The Twelfth Carnival of Radical Feminists is up at The Burning Times blog and mentions one of our posts, Helen 'Wheels' Keller, for recommendation. Orangeists spreading our zest!

Sunday, April 20, 2008

HAPPY PESACH! -- by Maggie Jochild

When I lived in San Francisco during my 20s and 30s, the dyke political community that was my base was over 50% Jewish. Every Passover, we had a community seder, with a cobbled together haggadah, secular and feminist revisionism, and tons of singing. After the first one, I couldn't imagine how I'd gone my whole life without this meaningful watershed event. It became one of my top three holidays (along with Halloween and Rosh Hoshanah).

I love tsimmes, kugel, matzoh brei (the next morning), brisket, and charoses. I hate the taste of parsley (bitter indeed) and am not wild about wine. When we'd recount the Ten Plagues, we'd dip a finger into our wine and flick the drop onto our plates while shouting "Feh!" after each plague.
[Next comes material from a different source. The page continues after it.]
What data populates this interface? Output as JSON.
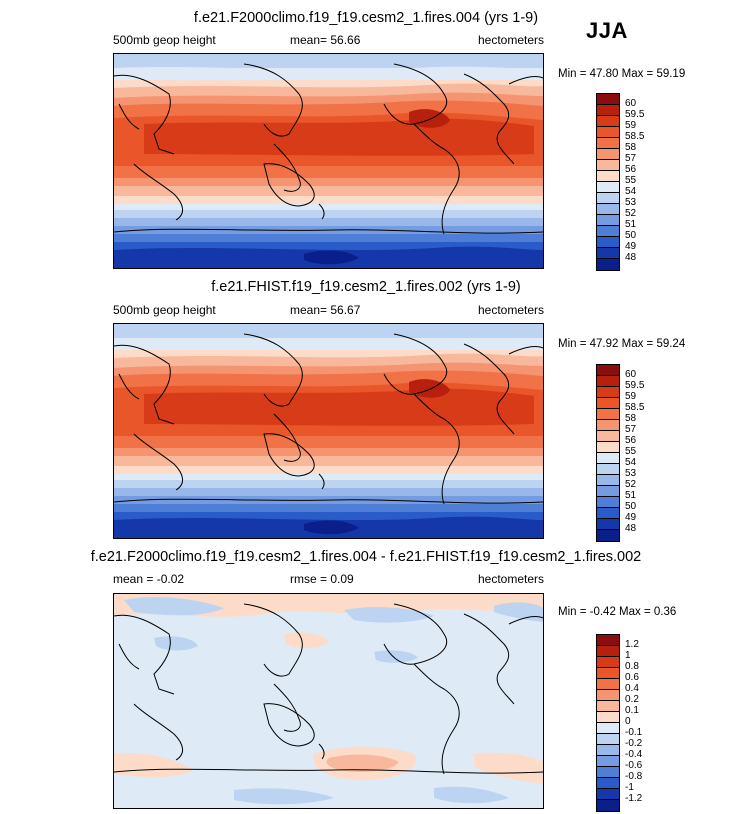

We kept an orange on the seder plate, and we often included the Yemeni Jewish practice of flogging each other with green onions during the escape from slavery section of the story, which often turned into a free-for-all around the entire house. We stressed the role of Miriam, noting how powerful women are maligned and accused of anything under the sun to keep them from sharing leadership, and we set out a cup for her as well as Elijah.

But especially, I loved the songs. Below are my three favorites.

One is a hilarious rap remix of Dayenu done by a couple of yeshiva homeboys.

Eliyahu Hanavi is given a haunting rendition by the Vienna Jewish Choir, conducted by Roman Grinberg.

The last is Go Down Moses, sung by a genuine African-American radical, Paul Robeson -- the most sacred part of every seder for me.

1 comment:

little gator said...

Did you know there's a tomato named Paul Robeson? It's a black Russian type heirloom.

To tomato growers, heirlooms are not necessarily old, though many are. They are the old-fashioned type of tomato, pollinated by nature, and not a hybrid.

I can't say how they are. Last year all my Paul R. seedlings died, but I'm trying again this year.

From the seed packet:

One of the most highly regarded black tomatoes, this one features medium-sized deep maroom fruits that are free of most blemishes and cracking. Their flabor is complex. sweet yet tangy, and characteristic of that distinctive richness that makes black tomatoes special.